Она совсем небольшая и незаметная, эта маленькая правда, особенно, если сравнивать ее с той, большой и всеми признанной. Но только за нее одну, за эту маленькую правду, очень просто можно получить пулю в голову или нож в спину, только за нее одну расплачиваются самым дорогим и самыми страшными жертвами и только ее все видят, лишь когда она начинает разрастаться до размеров правды концентрационных лагерей. Но только она одна делает ту большую, сияющую и общепризнанную правду несуществующей, ненужной. Маленькой.

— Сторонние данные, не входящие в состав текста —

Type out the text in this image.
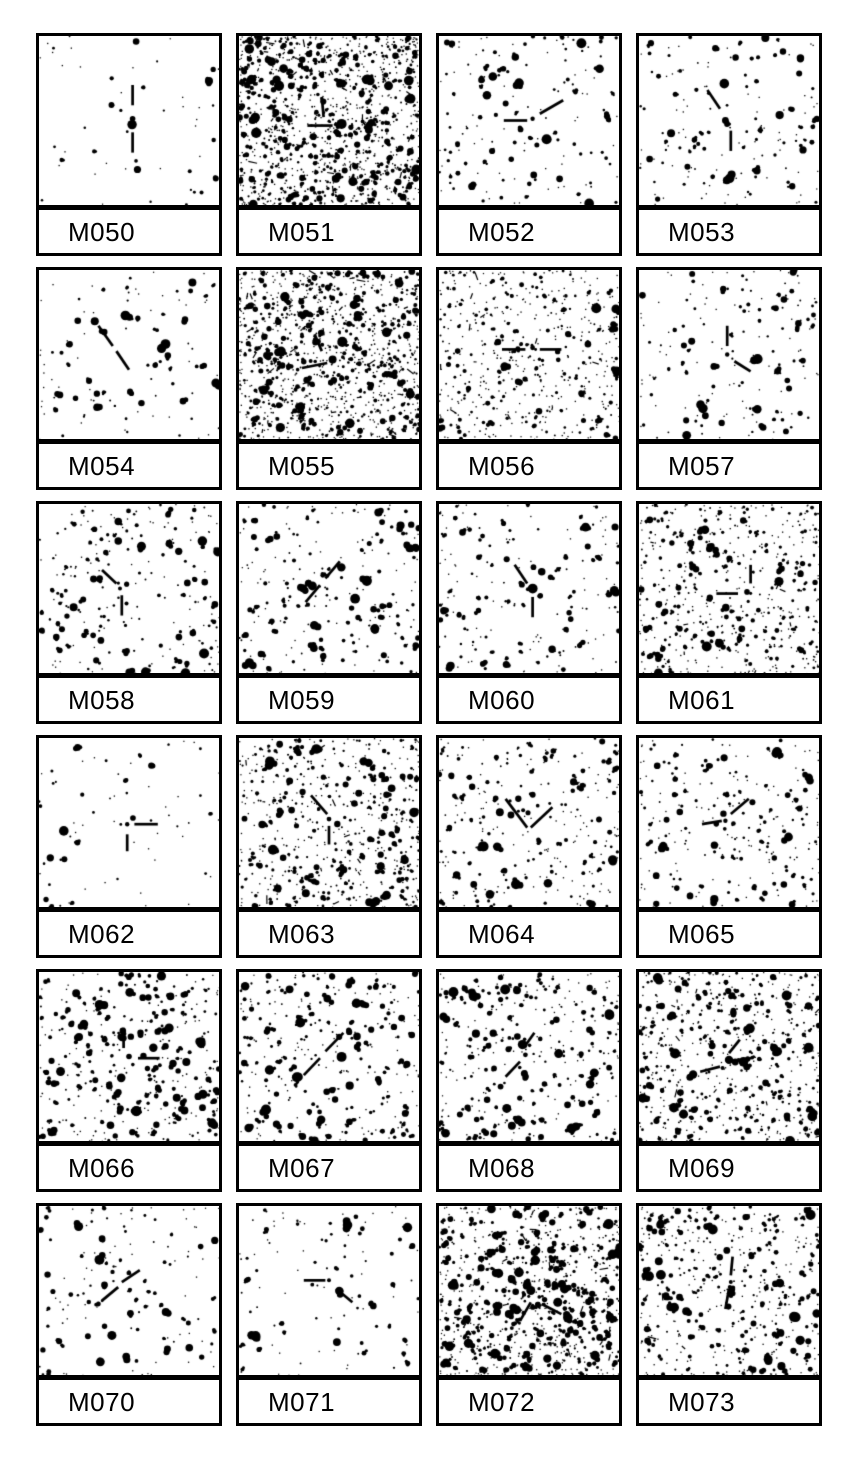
M050	M051	M052	M053
M054	M055	M056	M057
M058	M059	M060	M061
M062	M063	M064	M065
M066	M067	M068	M069
M070	M071	M072	M073
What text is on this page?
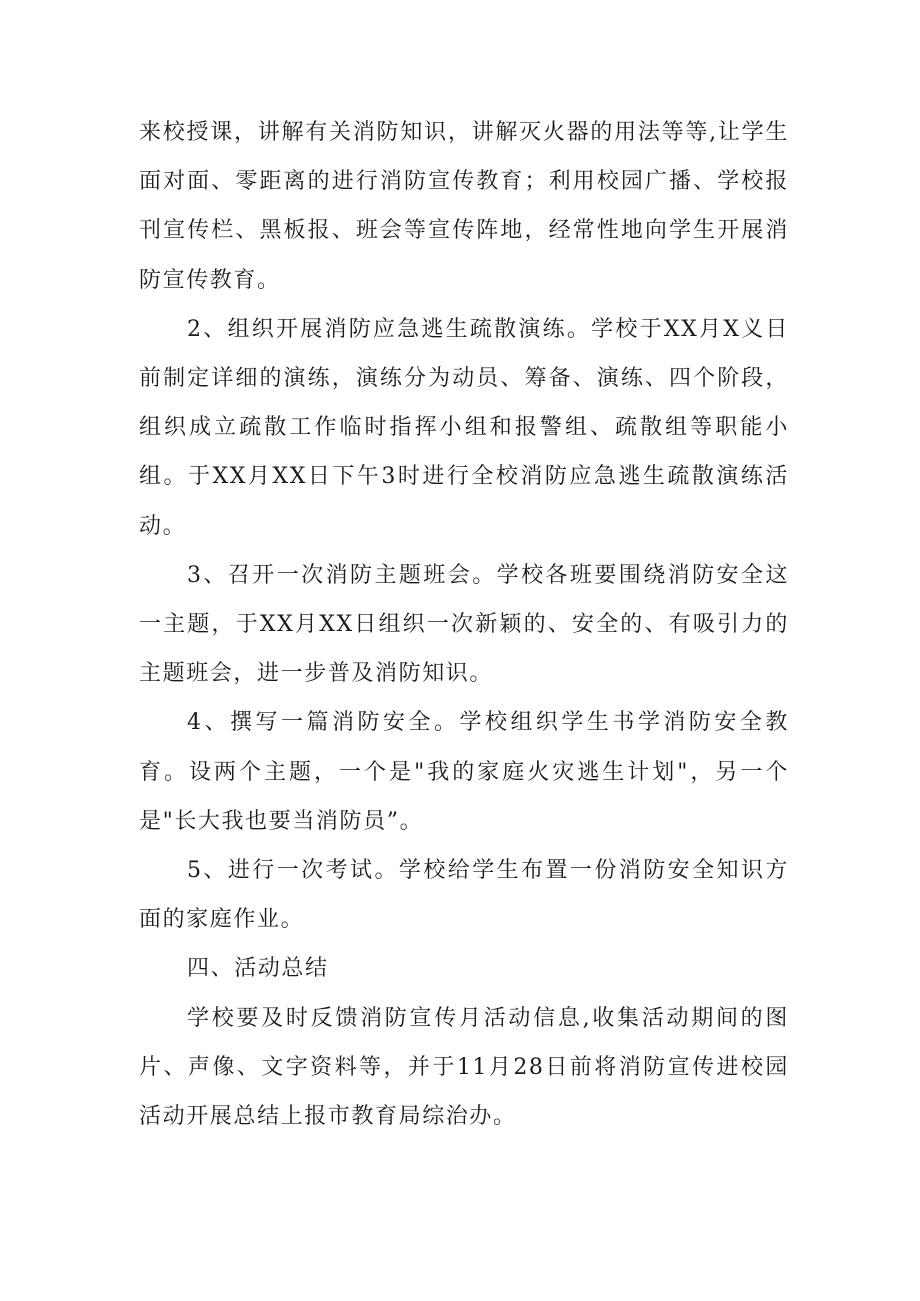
来校授课，讲解有关消防知识，讲解灭火器的用法等等,让学生面对面、零距离的进行消防宣传教育；利用校园广播、学校报刊宣传栏、黑板报、班会等宣传阵地，经常性地向学生开展消防宣传教育。

2、组织开展消防应急逃生疏散演练。学校于XX月X义日前制定详细的演练，演练分为动员、筹备、演练、四个阶段，组织成立疏散工作临时指挥小组和报警组、疏散组等职能小组。于XX月XX日下午3时进行全校消防应急逃生疏散演练活动。

3、召开一次消防主题班会。学校各班要围绕消防安全这一主题，于XX月XX日组织一次新颖的、安全的、有吸引力的主题班会，进一步普及消防知识。

4、撰写一篇消防安全。学校组织学生书学消防安全教育。设两个主题，一个是"我的家庭火灾逃生计划"，另一个是"长大我也要当消防员”。

5、进行一次考试。学校给学生布置一份消防安全知识方面的家庭作业。

四、活动总结

学校要及时反馈消防宣传月活动信息,收集活动期间的图片、声像、文字资料等，并于11月28日前将消防宣传进校园活动开展总结上报市教育局综治办。
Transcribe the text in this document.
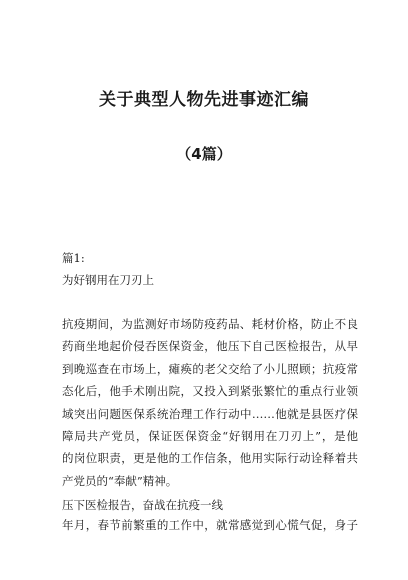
关于典型人物先进事迹汇编
（4篇）
篇1:
为好钢用在刀刃上
抗疫期间，为监测好市场防疫药品、耗材价格，防止不良
药商坐地起价侵吞医保资金，他压下自己医检报告，从早
到晚巡查在市场上，瘫痪的老父交给了小儿照顾；抗疫常
态化后，他手术刚出院，又投入到紧张繁忙的重点行业领
域突出问题医保系统治理工作行动中……他就是县医疗保
障局共产党员，保证医保资金“好钢用在刀刃上”，是他
的岗位职责，更是他的工作信条，他用实际行动诠释着共
产党员的“奉献”精神。
压下医检报告，奋战在抗疫一线
年月，春节前繁重的工作中，就常感觉到心慌气促，身子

А вы, наверное, думали, все так просто? Свой язык, который они навязывают вам, они навязали всем, кого задолго до вас сделали своей собственностью. Я вам скажу, что вас ждет. Их язык – это язык аплодирующей лжи и времени, воняющего трупами, язык, говорящий так громко, чтобы не было слышно других. Он несет грязь и тупой ум всюду, где пытается гнездиться и откладывать свои яйца. И он останется таким, что бы кто-то ни сделал. Говорят, два разумных человека всегда смогут договориться. И если этого не происходит, разумно исходить из того, что кто-то менее разумен, чем ожидалось. Опуская крайние случаи, в абсолютно любом произвольно взятом сегменте абсолютно любого социального устройства в принципе всегда можно найти как относительно плохой, так и относительно светлый его представитель. Не важно, в вашем мире, в моем, в каком угодно другом, это касается всех племен, народов, этнических групп и рас. Но вы упорно ищете в их мире такой относительно светлый вариант, уверяете себя, что он благополучно найден, и с облегчением переводите дыхание, словно все счастливо разрешилось. Мне жаль играть сейчас роль пессимиста, но, боюсь, у меня для вас плохие новости. Это абсолютное зло. И действенны против него только абсолютные меры. Мой друг, концентрационные лагеря, это наиболее естественное, ясное и откровенное выражение этой цивилизации насекомых, является и их предельно законченной сутью. Им не доступен ни язык логики, ни простой здравый смысл, и даже общие человеческие законы открытого мира и планеты не распространяются на них тоже. Они – «цивилизация»… Именно в таком виде. По крайней мере, если верить их микрофону. Так они делают то, что делали всегда: всё, что они когда-либо могли строить, они строят на костях своих концентрационных лагерей. Животновод – всего лишь совершенное выражение того, что близко им всем. Дело не в названиях, – сказал я. – Если подобрать привычное представление, многое становится проще.
Эльф не перебивал. Он слушал, как слушают песню на непонятном языке: молча.
– Дело в названиях, – ответил он. – Ваши миры упорно зовут нас тем, чем вы хотите нас видеть. И строят свои отношения с порождением своих ожиданий.
– А вы – нет? – спросил я. – Вы – нет? Вы снова, снова и снова зовете этот ни в чем не совместимый с вами мир за стол переговоров и до вас никак не дойдет, что тот сядет за него, только когда абсолютно точно будет знать, что вас нет. А то, что от вас осталось, не изменит ничего.
– Тогда тем более надо сделать так, чтобы у нас они не поднялись выше дна ближайшей пропасти.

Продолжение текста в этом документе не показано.